Ausführungsvorschriften über Bestattungskosten nach § 74 SGB XII (AV-Soz-Bestattungskosten)

vom 27. September 2012 (ABl. Seite 2018)


  1. Grundsätze
  2. Zuständigkeit
  3. Kostenpflichtige
  4. Zumutbarkeit der Kostentragung für die Verpflichteten
  5. Erforderliche Kosten der Bestattung
  6. Verfahren zur Kostenübernahme
  7. Inkrafttreten, Außerkrafttreten

Auf Grund des § 7 Abs. 1 des Gesetzes zur Ausführung des Zwölften Buches Sozialgesetzbuch (AG-SGB XII) vom 7. September 2005 (GVBl. S. 467) geändert durch Artikel V des Gesetzes zur Änderung des Schulgesetzes und weiterer Gesetze vom 13.07.2011 (GVBl. S. 344) wird bestimmt:

1 - Grundsätze

(1) Die erforderlichen Kosten einer Bestattung werden vom Träger der Sozialhilfe übernommen, soweit den hierzu Verpflichteten nicht zugemutet werden kann, die Kosten zu tragen (§ 74 SGB XII). Die zur Kostentragung verpflichteten Personen sollen durch die Übernahme der Kosten in die Lage versetzt werden, eine schlichte, aber würdevolle Bestattung der verstorbenen Person in Erfüllung der Bestattungspflicht in Auftrag zu geben oder im Übrigen zu bezahlen, weil der Nachlass oder andere durch den Tod zugeflossene Mittel nicht ausreichen und ihnen selbst die Kostentragung nicht oder nicht in voller Höhe zuzumuten ist. Der Bedarf nach § 74 SGB XII besteht nicht in der Durchführung der Bestattung, sondern in der Übernahme der dafür entstehenden bzw. entstandenen Kosten. Leistungsberechtigt ist demnach die Person, die der Kostentragungspflicht nicht ausweichen kann.

(2) Es handelt sich um einen sozialhilferechtlichen Anspruch eigener Art, der auch nach der Bestattung und der Bezahlung der Kosten innerhalb eines angemessenen Zeitraumes geltend gemacht werden kann. Die Angemessenheit der Frist ist insbesondere bei bereits durchgeführten Bestattungen anhand des Zeitablaufes bis zur Antragstellung zu prüfen. Wird die Kostenübernahme nicht innerhalb einer angemessenen Frist in der Regel ein Jahr nach Klärung der Kostentragungspflicht beantragt, sind regelmäßig Zweifel an der Unzumutbarkeit der Tragung der Kosten angezeigt. In jedem Fall gilt die vierjährige Verjährungsfrist des § 45 Abs. 1 SGB I, die durch den Antrag der hilfesuchenden Person unterbrochen werden kann (§ 45 Abs. 3 SGB I).

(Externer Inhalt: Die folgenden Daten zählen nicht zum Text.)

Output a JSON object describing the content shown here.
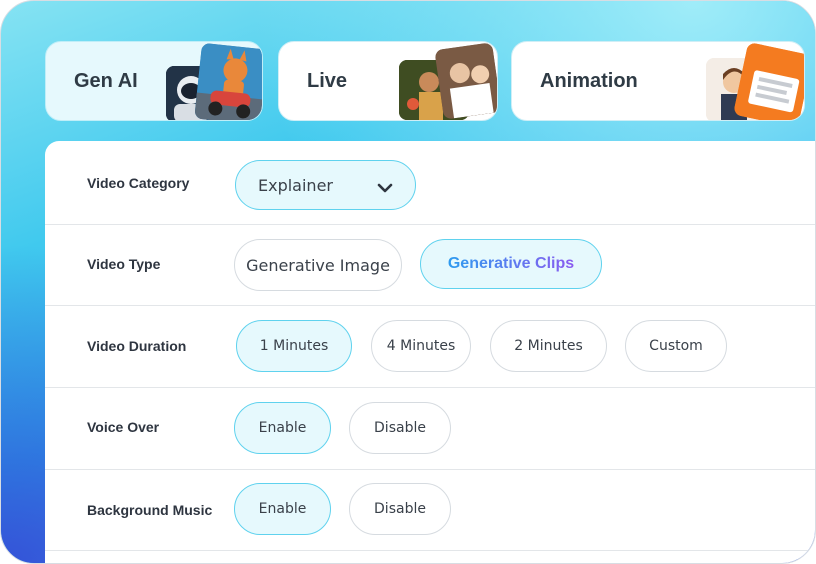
{
  "tabs": [
    {
      "title": "Gen AI",
      "active": true
    },
    {
      "title": "Live",
      "active": false
    },
    {
      "title": "Animation",
      "active": false
    }
  ],
  "form": {
    "video_category": {
      "label": "Video Category",
      "value": "Explainer",
      "icon": "chevron-down-icon"
    },
    "video_type": {
      "label": "Video Type",
      "options": [
        "Generative Image",
        "Generative Clips"
      ],
      "selected": "Generative Clips"
    },
    "video_duration": {
      "label": "Video Duration",
      "options": [
        "1 Minutes",
        "4 Minutes",
        "2 Minutes",
        "Custom"
      ],
      "selected": "1 Minutes"
    },
    "voice_over": {
      "label": "Voice Over",
      "options": [
        "Enable",
        "Disable"
      ],
      "selected": "Enable"
    },
    "background_music": {
      "label": "Background Music",
      "options": [
        "Enable",
        "Disable"
      ],
      "selected": "Enable"
    }
  },
  "colors": {
    "accent": "#5fd2ee",
    "selected_bg": "#e6f9fd",
    "gradient_start": "#2e9bef",
    "gradient_end": "#8a5cf0"
  }
}
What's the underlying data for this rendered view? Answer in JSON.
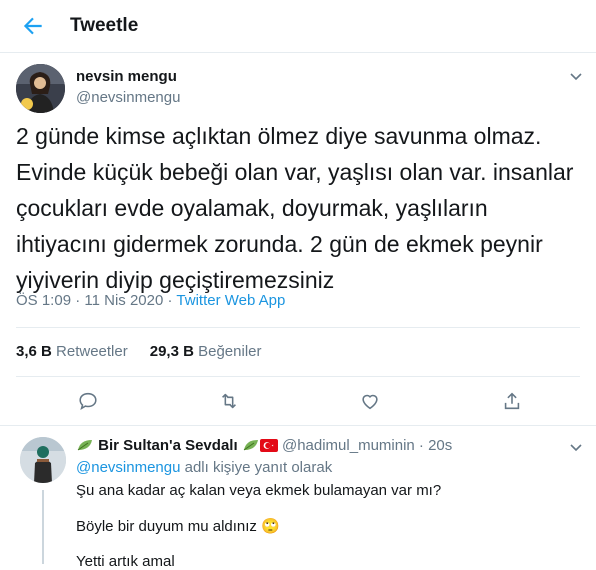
{
  "header": {
    "title": "Tweetle"
  },
  "tweet": {
    "author_name": "nevsin mengu",
    "author_handle": "@nevsinmengu",
    "text": "2 günde kimse açlıktan ölmez diye savunma olmaz. Evinde küçük bebeği olan var, yaşlısı olan var. insanlar çocukları evde oyalamak, doyurmak, yaşlıların ihtiyacını gidermek zorunda. 2 gün de ekmek peynir yiyiverin diyip geçiştiremezsiniz",
    "time": "ÖS 1:09",
    "sep1": " · ",
    "date": "11 Nis 2020",
    "sep2": " · ",
    "app": "Twitter Web App",
    "retweets_count": "3,6 B",
    "retweets_label": "Retweetler",
    "likes_count": "29,3 B",
    "likes_label": "Beğeniler"
  },
  "reply": {
    "name": "Bir Sultan'a Sevdalı",
    "handle": "@hadimul_muminin",
    "sep": " · ",
    "time": "20s",
    "replying_prefix": "",
    "mention": "@nevsinmengu",
    "replying_suffix": " adlı kişiye yanıt olarak",
    "line1": "Şu ana kadar aç kalan veya ekmek bulamayan var mı?",
    "line2": "Böyle bir duyum mu aldınız 🙄",
    "line3": "Yetti artık amal"
  },
  "icons": [
    "back-arrow-icon",
    "chevron-down-icon",
    "reply-icon",
    "retweet-icon",
    "like-icon",
    "share-icon",
    "leaf-icon",
    "turkey-flag-icon"
  ],
  "colors": {
    "accent": "#1da1f2",
    "link": "#1b95e0",
    "muted": "#657786",
    "border": "#e6ecf0"
  }
}
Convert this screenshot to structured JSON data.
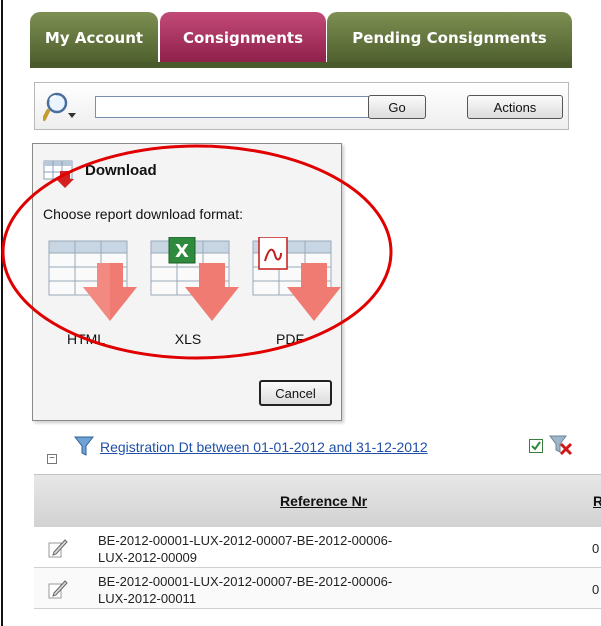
{
  "tabs": [
    {
      "label": "My Account",
      "active": false
    },
    {
      "label": "Consignments",
      "active": true
    },
    {
      "label": "Pending Consignments",
      "active": false
    }
  ],
  "colors": {
    "tab_green": "#5a6b36",
    "tab_active": "#a8305f",
    "link": "#2050a8",
    "highlight_ellipse": "#e00000"
  },
  "search": {
    "value": "",
    "go_label": "Go",
    "actions_label": "Actions",
    "icon": "search-magnifier-icon"
  },
  "download": {
    "title": "Download",
    "subtitle": "Choose report download format:",
    "formats": [
      {
        "label": "HTML",
        "icon": "html-download-icon"
      },
      {
        "label": "XLS",
        "icon": "xls-download-icon"
      },
      {
        "label": "PDF",
        "icon": "pdf-download-icon"
      }
    ],
    "cancel_label": "Cancel"
  },
  "filter": {
    "text": "Registration Dt between 01-01-2012 and 31-12-2012",
    "enabled": true
  },
  "table": {
    "columns": [
      "Reference Nr",
      "R"
    ],
    "rows": [
      {
        "ref_line1": "BE-2012-00001-LUX-2012-00007-BE-2012-00006-",
        "ref_line2": "LUX-2012-00009",
        "next_col": "0"
      },
      {
        "ref_line1": "BE-2012-00001-LUX-2012-00007-BE-2012-00006-",
        "ref_line2": "LUX-2012-00011",
        "next_col": "0"
      }
    ]
  }
}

(3) Soweit die Kostenpflichtigen zum Personenkreis des Asylbewerberleistungsgesetzes (AsylbLG) in der jeweils aktuellen Fassung gehören, erfolgt die Kostenübernahme nach § 6 AsylbLG bzw. nach § 2 AsylbLG in Verbindung mit § 74 SGB XII. Insoweit gelten die Regelungen dieser Ausführungsvorschrift entsprechend.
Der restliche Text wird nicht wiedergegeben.